The KSA's first step (Step 1) in calculating a fine involves categorizing the violation into one of the predetermined categories based on the severity and type of infraction. In Step 2, the KSA assesses whether the license holder has previously committed the same violation, potentially doubling the fine as a penalty for recidivism.
Step 3 involves the KSA evaluating the severity of the violation, taking into account its impact on customer care, instances of negligence, and any system failures that may have occurred.
In Step 4, the authority will assess the license holder's level of culpability. If the KSA finds evidence of negligence, the fines could be increased by 50%.
Step 5 involves adjusting the fine based on the offender's gross turnover, with the possibility of considering consolidated turnover for entities within larger corporate groups.
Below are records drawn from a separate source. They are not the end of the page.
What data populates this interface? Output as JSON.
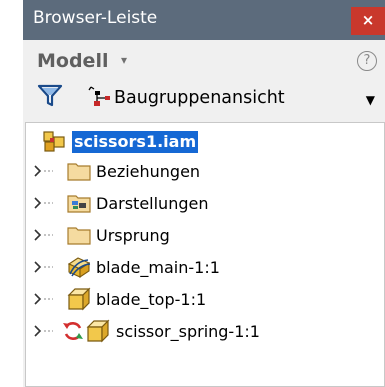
{
  "title_bar": {
    "title": "Browser-Leiste",
    "close_symbol": "×"
  },
  "toolbar": {
    "mode_label": "Modell",
    "mode_caret": "▾",
    "help_symbol": "?",
    "filter_icon": "funnel-icon",
    "view_label": "Baugruppenansicht",
    "view_caret": "▼"
  },
  "tree": {
    "root": {
      "label": "scissors1.iam",
      "icon": "assembly-icon"
    },
    "nodes": [
      {
        "label": "Beziehungen",
        "icon": "folder-icon"
      },
      {
        "label": "Darstellungen",
        "icon": "representations-folder-icon"
      },
      {
        "label": "Ursprung",
        "icon": "folder-icon"
      },
      {
        "label": "blade_main-1:1",
        "icon": "flexible-part-icon"
      },
      {
        "label": "blade_top-1:1",
        "icon": "part-icon"
      },
      {
        "label": "scissor_spring-1:1",
        "icon": "part-icon",
        "status_icon": "relationship-icon"
      }
    ]
  },
  "colors": {
    "title_bar": "#5c6b7c",
    "close_button": "#c9382c",
    "selection": "#1568d4",
    "folder": "#f5dba0",
    "part": "#f2c84b"
  }
}
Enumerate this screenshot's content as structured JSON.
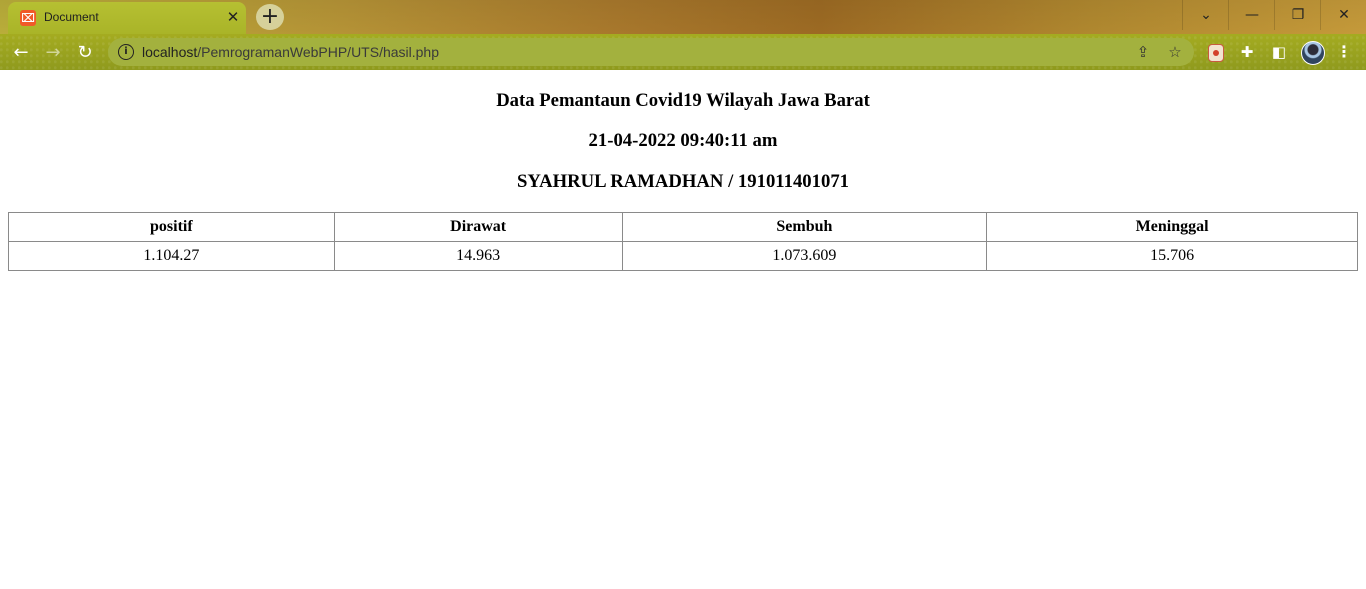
{
  "browser": {
    "tab_title": "Document",
    "tab_close": "✕",
    "new_tab": "+",
    "url_host": "localhost",
    "url_path": "/PemrogramanWebPHP/UTS/hasil.php",
    "icons": [
      "tab-search-icon",
      "minimize-icon",
      "restore-icon",
      "close-icon",
      "back-icon",
      "forward-icon",
      "reload-icon",
      "site-info-icon",
      "share-icon",
      "bookmark-star-icon",
      "extension-icon",
      "puzzle-icon",
      "side-panel-icon",
      "profile-avatar",
      "more-menu-icon"
    ]
  },
  "page": {
    "title": "Data Pemantaun Covid19 Wilayah Jawa Barat",
    "datetime": "21-04-2022 09:40:11 am",
    "author": "SYAHRUL RAMADHAN / 191011401071",
    "table": {
      "headers": [
        "positif",
        "Dirawat",
        "Sembuh",
        "Meninggal"
      ],
      "row": [
        "1.104.27",
        "14.963",
        "1.073.609",
        "15.706"
      ]
    }
  },
  "colors": {
    "chrome": "#a6ad21",
    "omnibox": "#a3b13e",
    "table_border": "#8a8a8a"
  }
}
Step 6 allows license holders to present mitigating circumstances, potentially reducing fines by up to 25%. Additionally, the KSA reviews multiple fines for related violations to ensure the overall penalty remains proportionate.
The final stages of the framework (Steps 7-9) focus on ensuring fines effectively equal any financial gains derived from the violation. However, in Step 8, the KSA considers the offender's financial capacity to prevent undue hardship, offering relief options through potential fine reductions or customized payment arrangements.
By prioritizing proportionality, transparency, and prevention, the fine calculation process strikes a balance between deterring future violations and treating offenders fairly, regardless of their financial situation.